Valve has faced issues with consumer laws in various parts of the world over the last few years. The company was forced to implement a refund policy for Steam games a few years ago and was also hit with a $3 million fine in Australia. Now this week, Steam is being called into question again, with a French court reportedly ruling that Valve can't prohibit users from re-selling their digital games.
French outlets NextInpact and Numerama are reporting that France's consumer rights association, UFC-Que Choisir, has managed to get a judge to rule that consumers be allowed to re-sell ‘dematerialised' goods- in other words, digital content, like software. The current Steam Store policy states that the resale of accounts or games is strictly prohibited- a policy that isn't allowed under EU laws.
What is odd about this is that the focus is currently being placed on Steam, but every single digital store has a similar policy. You can't re-sell your digital Xbox One, PS4 or Switch games, nor can you re-sell your owned digital copies of PC titles on any store front. Beyond that, you can't re-sell any movies, songs or books you've purchased on the Google Play Store, iTunes, Amazon or other services and under this ruling, those digital entertainment mediums would be affected too.
Right now, the court ruling states that Valve will need to remove the clause that prohibits re-selling games or accounts and place a notice of the court judgement on Steam for three months. The alternative is a fine of 3,000 Euros per day for up to six months and the potential for future legal action.

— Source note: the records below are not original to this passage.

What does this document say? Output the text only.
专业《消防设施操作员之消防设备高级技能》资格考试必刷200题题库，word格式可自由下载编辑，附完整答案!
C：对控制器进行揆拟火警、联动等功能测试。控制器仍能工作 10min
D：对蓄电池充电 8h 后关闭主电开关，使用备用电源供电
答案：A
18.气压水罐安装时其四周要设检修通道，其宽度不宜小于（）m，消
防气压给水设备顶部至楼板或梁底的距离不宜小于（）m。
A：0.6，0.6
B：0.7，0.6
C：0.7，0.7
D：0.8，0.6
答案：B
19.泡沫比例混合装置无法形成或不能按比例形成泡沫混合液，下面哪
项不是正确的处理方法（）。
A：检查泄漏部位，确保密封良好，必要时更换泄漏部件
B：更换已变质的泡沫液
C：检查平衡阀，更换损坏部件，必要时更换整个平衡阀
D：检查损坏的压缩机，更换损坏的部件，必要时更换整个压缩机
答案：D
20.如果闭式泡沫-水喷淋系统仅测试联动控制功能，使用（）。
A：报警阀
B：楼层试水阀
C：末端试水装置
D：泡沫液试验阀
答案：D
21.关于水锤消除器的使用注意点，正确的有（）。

At this point, Valve hasn't made a statement regarding this ruling and we don't know if similar cases will be brought against other digital platforms.
KitGuru Says: This is a tricky situation as there are benefits to the consumer here. Enabling a pre-owned market for digital games would be more in line with owning a physical copy, which you are free to give away or sell at your own discretion. However, if there is no revenue cut for developers, then we could see indie studios struggle to stay afloat, while major publishers would likely invest more in microtransactions, subscription models and online ‘service' style games due to losing revenue on initial and post-launch sales.